Stem cell transplant aims to reset the immune system, using chemotherapy to remove the harmful immune system and rebuilding it using hematopoietic stem cells found in bone marrow, but it was risky for Katrina.
“I took all that research to the doctors in the UK and said I was interested in having the transplant but I was told ‘no’. I sought a second opinion from another doctor, who told me if I’d come to him earlier, he could have done it, but I was too far gone and the risks were too high. I was frustrated because I hadn’t even known it was an option.”
Katrina, 42, was determined to have the treatment, and following more research, she found she could have it in the USA, for which she had to raise $120,000. “When I got out there in 2013, they realised I was more ill than I thought. I’d been going to A&E with palpitations which they told me was panic attacks. But it turned out my heart was affected.”
Katrina was told her chances of survival were too low, and that they wouldn’t carry out stem cell transplant, but believing it was her last chance, she threatened to sit on the hospital’s doorstop every day until they’d treat her, so they relented. It was a success, and the disease has since retreated. Katrina still lives with systemic sclerosis and there is lasting damage but other symptoms have improved. However, Katrina’s fingers have been left in excruciating pain due to ulcers caused by damaged blood vessels.

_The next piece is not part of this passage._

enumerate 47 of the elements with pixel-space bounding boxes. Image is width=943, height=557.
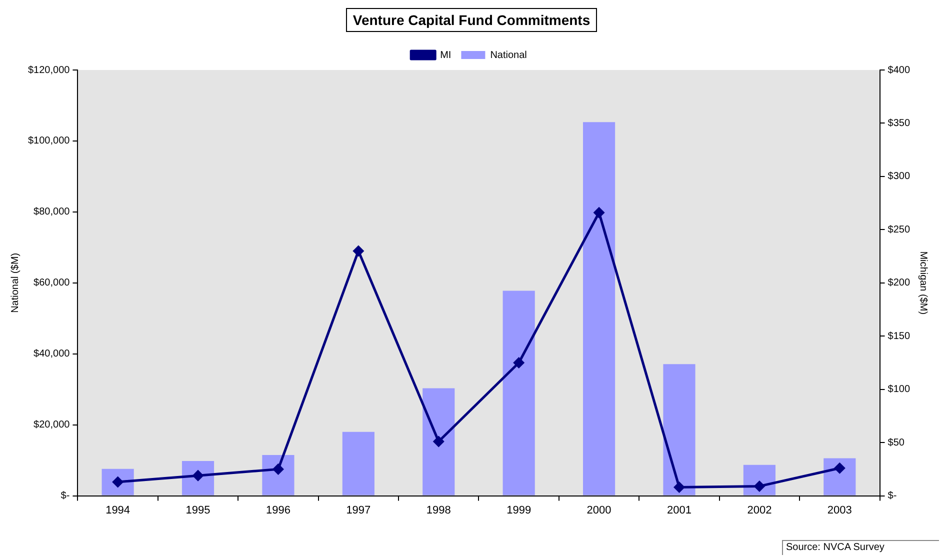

“It’s hard to explain how painful they were. Even if someone touched them by mistake, it felt like they’d been slammed in a car door. Just picking up a cup would cause agony. So I opted to have two of my fingertips amputated, because they hadn’t healed for four years, despite multiple antibiotics and iloprost infusions.
“This condition affects everything, even the simplest of tasks. I have really stiff and painful fingers and wrists which restrict movement. This is also the case in the ankles so they don’t function as well. I cannot walk normally, I shuffle – I move in my own way. I can’t put petrol in my car, I can’t pack up my own shopping and find it a struggle to hold cash or use the pin pad to pay. I’ve had to adapt everything in my life. I have to have an adapted keyboard and mouse for me to use the computer. Little things like cups with small handles or twist taps are difficult to handle. I have had to give up on my favourite hobbies. I used to do Thai boxing with my sister but I had to stop as I couldn’t even make it up the stairs to the gym without being out of breath. I have struggled to find hobbies that don’t involve the use of my hands.
“But all in all I feel really grateful to be here, and be able to work again. I’ve learnt that it pays to be persistent, and to advocate for yourself.”